ADHD
We perpetuate stigma when we label people as disordered
Words Matter: let's use condition instead of labelling people disordered
Posted February 28, 2021
In my field of psychiatry and addiction, stigma is unintentionally perpetuated by using words like “disorder.” Substance use disorder. Major depressive disorder. Attention deficit disorder. As soon as you diagnose someone as having a disorder, you separate and lump people into two groups: One that is ordered and one that is not. This devalues the person who has to carry the diagnosis like a burden. We all want the same thing: to simply feel valued by someone else. Using descriptors like disorder negates exactly what we are trying to do: remind someone of their value by treating them with respect. When is the last time you got angry at someone treating you with respect?
I prefer the word “condition.”
In a brilliant cartoon by the brilliant Gary Larson, a chubby boy with glasses is playing a tuba behind an outhouse. In the distance stand a small crowd of people. They have a flat expression as they look in the direction of the outhouse. From where that crowd is standing, they do not see the boy. They see the outhouse. They hear an extreme evacuation they believe is coming from inside the outhouse. You know what they think they are hearing. And it is not a tuba.
To me the outhouse represents stigma. Stigma is when we judge someone without really knowing who they are and why they do what they do. It is a stain of disgrace, associated with a particular circumstance, quality, or person. Very often stigma is shaming. Every time stigma is ostracizing.
It is ostracizing because it pushes a person out of one group and into a less respected group. That push is powered by mistrust. A stigmatized person is less valuable and not as trustworthy.
But that mistrust goes both ways. A person who feels less valued by you is less likely to trust you. Why should they? You don’t trust them?
When we stigmatize and apply labels, bias, and prejudice, we will miss each other’s music. When we can only see what is in front of us, obscured by preconception, we will miss each other’s music. When we do not see a person for who they are, a person influenced by their family, their society, their sense of self, and their biology, doing the best they can, we will miss each other’s music. When we treat each other with disrespect we will miss each other’s music. When we cannot look behind the outhouse, we will miss each other’s music. We will miss the music.
A diagnosis is, after all, a convenient and abbreviated way of describing a cluster of symptoms, descriptors of behavior communicated from one observer to another observer as an attempt to draw a picture of a particular type of person.
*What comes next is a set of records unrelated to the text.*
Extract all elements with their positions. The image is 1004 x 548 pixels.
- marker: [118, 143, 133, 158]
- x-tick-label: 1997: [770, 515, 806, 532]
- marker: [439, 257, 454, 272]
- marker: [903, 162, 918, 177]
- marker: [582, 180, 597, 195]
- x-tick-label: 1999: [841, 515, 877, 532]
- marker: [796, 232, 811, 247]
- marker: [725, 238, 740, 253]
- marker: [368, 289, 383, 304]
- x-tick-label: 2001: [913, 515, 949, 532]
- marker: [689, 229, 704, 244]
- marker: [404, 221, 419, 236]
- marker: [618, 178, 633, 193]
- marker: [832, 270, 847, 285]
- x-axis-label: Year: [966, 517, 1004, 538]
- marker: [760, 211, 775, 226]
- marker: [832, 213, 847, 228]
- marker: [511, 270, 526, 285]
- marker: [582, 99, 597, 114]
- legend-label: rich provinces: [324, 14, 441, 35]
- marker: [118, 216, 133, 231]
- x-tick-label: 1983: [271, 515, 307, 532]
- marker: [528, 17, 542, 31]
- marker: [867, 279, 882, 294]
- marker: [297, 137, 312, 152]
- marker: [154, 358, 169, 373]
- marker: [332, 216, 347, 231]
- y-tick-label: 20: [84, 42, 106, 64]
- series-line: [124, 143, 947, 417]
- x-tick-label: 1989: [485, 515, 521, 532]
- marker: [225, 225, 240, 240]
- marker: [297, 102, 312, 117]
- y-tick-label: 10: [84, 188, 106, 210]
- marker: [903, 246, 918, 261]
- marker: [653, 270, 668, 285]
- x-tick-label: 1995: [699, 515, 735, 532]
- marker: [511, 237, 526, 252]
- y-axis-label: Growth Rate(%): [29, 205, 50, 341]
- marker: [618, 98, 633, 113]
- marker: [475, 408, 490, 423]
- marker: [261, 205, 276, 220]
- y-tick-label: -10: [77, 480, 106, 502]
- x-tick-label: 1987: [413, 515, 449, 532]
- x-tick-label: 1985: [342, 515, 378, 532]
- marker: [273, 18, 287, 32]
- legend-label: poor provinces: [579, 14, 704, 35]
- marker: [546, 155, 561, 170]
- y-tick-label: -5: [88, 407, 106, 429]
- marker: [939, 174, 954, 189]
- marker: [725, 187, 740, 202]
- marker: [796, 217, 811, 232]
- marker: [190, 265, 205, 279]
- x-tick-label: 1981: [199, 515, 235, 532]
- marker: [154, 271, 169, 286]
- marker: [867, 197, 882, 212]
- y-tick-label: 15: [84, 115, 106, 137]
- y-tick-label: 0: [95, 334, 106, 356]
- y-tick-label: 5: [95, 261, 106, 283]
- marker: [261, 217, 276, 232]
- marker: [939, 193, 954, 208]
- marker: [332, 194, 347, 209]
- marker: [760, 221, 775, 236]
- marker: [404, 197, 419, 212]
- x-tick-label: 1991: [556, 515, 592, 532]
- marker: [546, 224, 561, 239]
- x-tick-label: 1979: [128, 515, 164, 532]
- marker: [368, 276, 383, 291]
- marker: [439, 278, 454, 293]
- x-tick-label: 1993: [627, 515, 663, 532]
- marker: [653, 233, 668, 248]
When a patient is described as bipolar, the image emerges of a person who has, at least somewhere, sometime in their life, experienced significant shifts in mood from depressed to manic, talking fast, making big plans, euphoric, omnipotent, grandiose, accompanied by some combination of recklessness, say spending more money than one safely can, promiscuity, incredible energy and impulsive execution of impulsive plans.
If you hear the diagnosis of ADHD, you may think of a kid, usually a boy, bouncing around in a classroom, or at home, or on the playground, “hyper.” He seems oblivious to the trouble he is causing, and maybe you wonder if he is actually doing it on purpose, whatever the disruption may be.
Or borderline. Borderline. Borderline personality disorder. Now that’s a diagnosis with a bad rap. “She’s borderline.” Sort of said with one of those, you-know-what-I-mean looks and attitude, usually about a woman who you don’t like and who may actually disgust you because of how they treat others and themselves.
To “carry” a diagnosis.
What a burden.
No wonder many people resist agreeing they have an illness, a diagnosis, or resist accepting they have anything wrong at all. Such a label defines them, and usually not in a particularly flattering light but instead as broken, inadequate, compromised, weak, disorganized, bad, incapable. Untrustworthy. Disordered.
This is particularly true in psychiatry, where a diagnosis of a mental illness sends a message to the uninformed: this person is “crazy.” Mental illness still carries an enormous stigma, in fact almost an irrational fear of the irrational. As a result, many people with mental illness are often given short shrift in the community, in some sense a modern-day leper, a pariah, perhaps to be tolerated but not to be trusted.
I believe that this untrustworthiness is the core belief contributing to the enormous stigma of mental illness. Can a person who is “crazy” be a person to be trusted?
A diagnosis does not define an individual, but it can throw the pallor of mistrust on a person already in need of support, for the warm blanket wrap of security and faith that they can remain valued, trusted, embraced by their small and larger interdependent collective.
Mental illness is not a choice. No one raises their hand and says, “Oo, Oo, please give me a dose of Anxiety Disorder.” Mental illness is not volitional.
But a human being is much, much more than a diagnosis. Each of us is trying the best we can, doing the best we can, always with the potential to change, adapt, evolve.
Let's stop using the word disorder and switch to condition. Words matter.
What do you think?
References
Outsmarting Anger: 7 Strategies for Defusing Our Most Dangerous Emotion, Joseph Shrand, M.D. Leigh Devine MS, Second Printing. 2021 Books Fluid Press.